The SEC even sent an engineer to inspect the claim at Timmins.
After Texas Gulf officials found out about the investigation, Stephens and Fogarty offered to turn back their stock options and reimburse the company for any profits. Stephens bought no Texas Gulf stock outright during the period in question, but he had received options on 12,800 shares from Texas Gulf.

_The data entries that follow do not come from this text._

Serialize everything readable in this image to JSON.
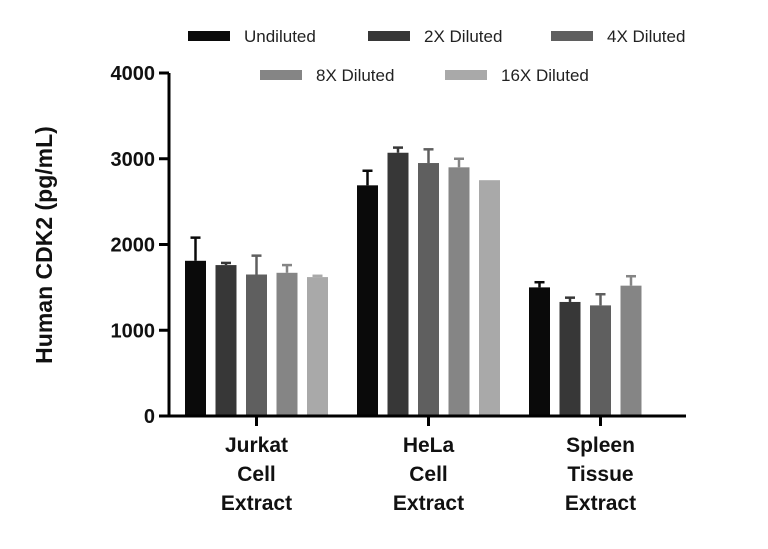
{
  "chart_data": {
    "type": "bar",
    "title": "",
    "xlabel": "",
    "ylabel": "Human CDK2 (pg/mL)",
    "ylim": [
      0,
      4000
    ],
    "yticks": [
      0,
      1000,
      2000,
      3000,
      4000
    ],
    "categories": [
      [
        "Jurkat",
        "Cell",
        "Extract"
      ],
      [
        "HeLa",
        "Cell",
        "Extract"
      ],
      [
        "Spleen",
        "Tissue",
        "Extract"
      ]
    ],
    "series": [
      {
        "name": "Undiluted",
        "color": "#0a0a0a",
        "values": [
          1810,
          2690,
          1500
        ],
        "errors": [
          270,
          170,
          60
        ]
      },
      {
        "name": "2X Diluted",
        "color": "#373737",
        "values": [
          1760,
          3070,
          1330
        ],
        "errors": [
          25,
          60,
          50
        ]
      },
      {
        "name": "4X Diluted",
        "color": "#5f5f5f",
        "values": [
          1650,
          2950,
          1290
        ],
        "errors": [
          220,
          160,
          130
        ]
      },
      {
        "name": "8X Diluted",
        "color": "#858585",
        "values": [
          1670,
          2900,
          1520
        ],
        "errors": [
          90,
          100,
          110
        ]
      },
      {
        "name": "16X Diluted",
        "color": "#a9a9a9",
        "values": [
          1620,
          2750,
          null
        ],
        "errors": [
          15,
          0,
          null
        ]
      }
    ],
    "legend_position": "top"
  }
}
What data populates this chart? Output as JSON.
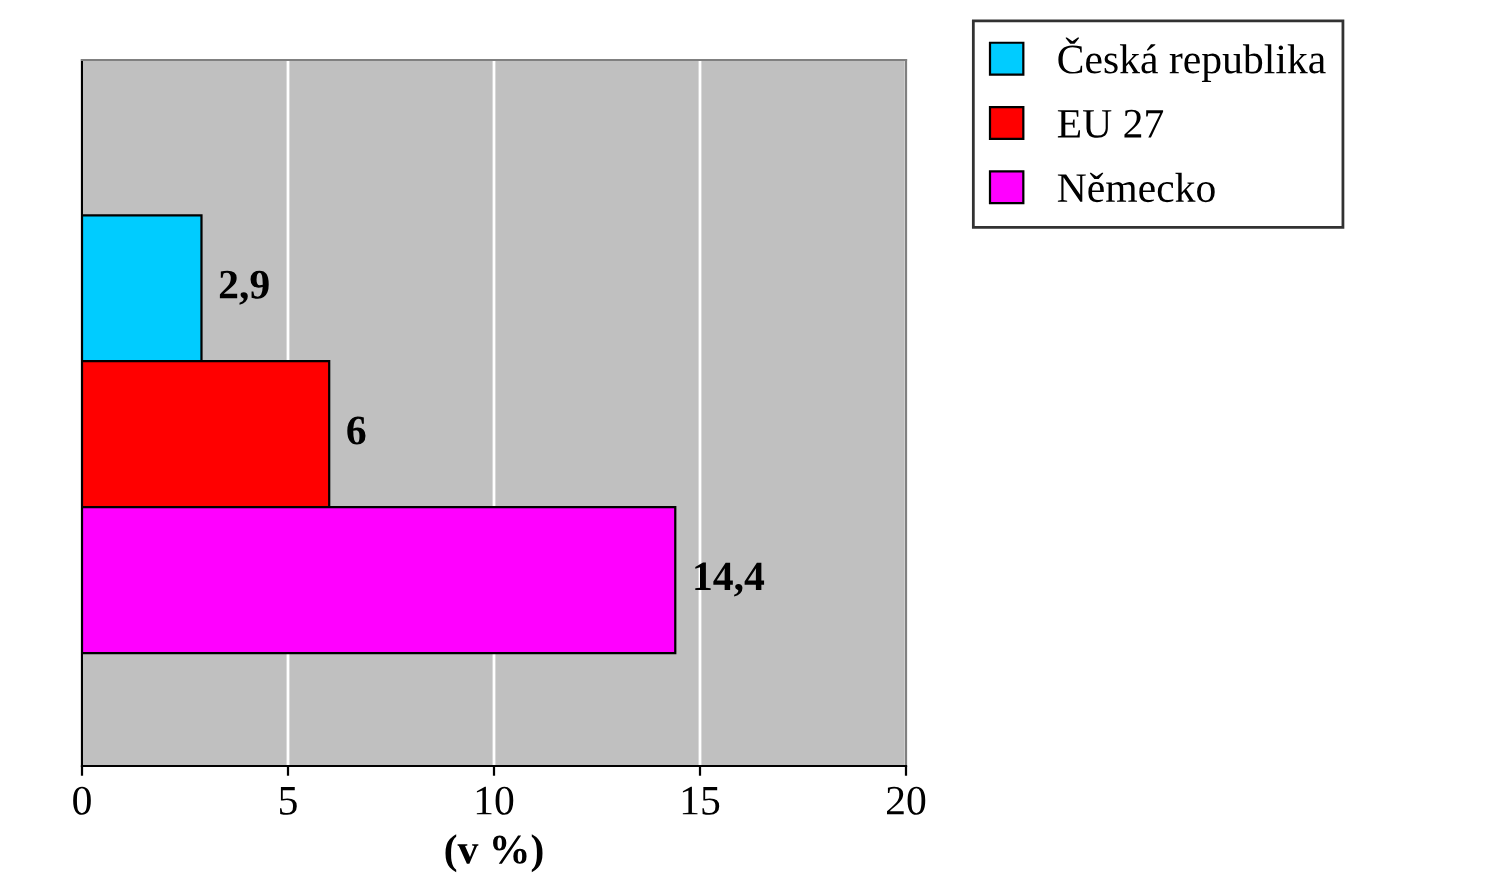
{
  "chart_data": {
    "type": "bar",
    "orientation": "horizontal",
    "xlabel": "(v %)",
    "categories": [
      null
    ],
    "series": [
      {
        "name": "Česká republika",
        "color": "#00ccff",
        "values": [
          2.9
        ],
        "value_labels": [
          "2,9"
        ]
      },
      {
        "name": "EU 27",
        "color": "#ff0000",
        "values": [
          6
        ],
        "value_labels": [
          "6"
        ]
      },
      {
        "name": "Německo",
        "color": "#ff00ff",
        "values": [
          14.4
        ],
        "value_labels": [
          "14,4"
        ]
      }
    ],
    "xlim": [
      0,
      20
    ],
    "xticks": [
      0,
      5,
      10,
      15,
      20
    ],
    "grid": "x",
    "legend": "top right"
  }
}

The SEC turned the two men down.
Stephens later insisted that the insiders' dealings had been "legally and morally correct." At the Texas Gulf annual meeting in Houston last week, he announced that the company's directors had conducted their own "independent" investigation of the whole affair--and had found "no element of bad faith or overreaching."
For former Texas Gulf stockholders, the SEC action was an open invitation to join the battle. Some of them had, in fact, sniffed something wrong independently of the SEC charges. Last year stockholders filed two suits against many of the same Texas Gulf officers, demanding that they pay the company the profits from their purchases of stock; last week another former stockholder sued Texas Gulf, the 13 insiders and Morgan Guaranty Trust for $25 million in punitive damages. For Wall Street, the Texas Gulf case left nagging worries that it might produce a residue of public distrust of the stock market and the American business executive. The insider was in the spotlight as he rarely has been in recent years, and the SEC's case --which is sure to be bitterly fought --might well produce some seriously needed guidelines about his duty to his stockholders.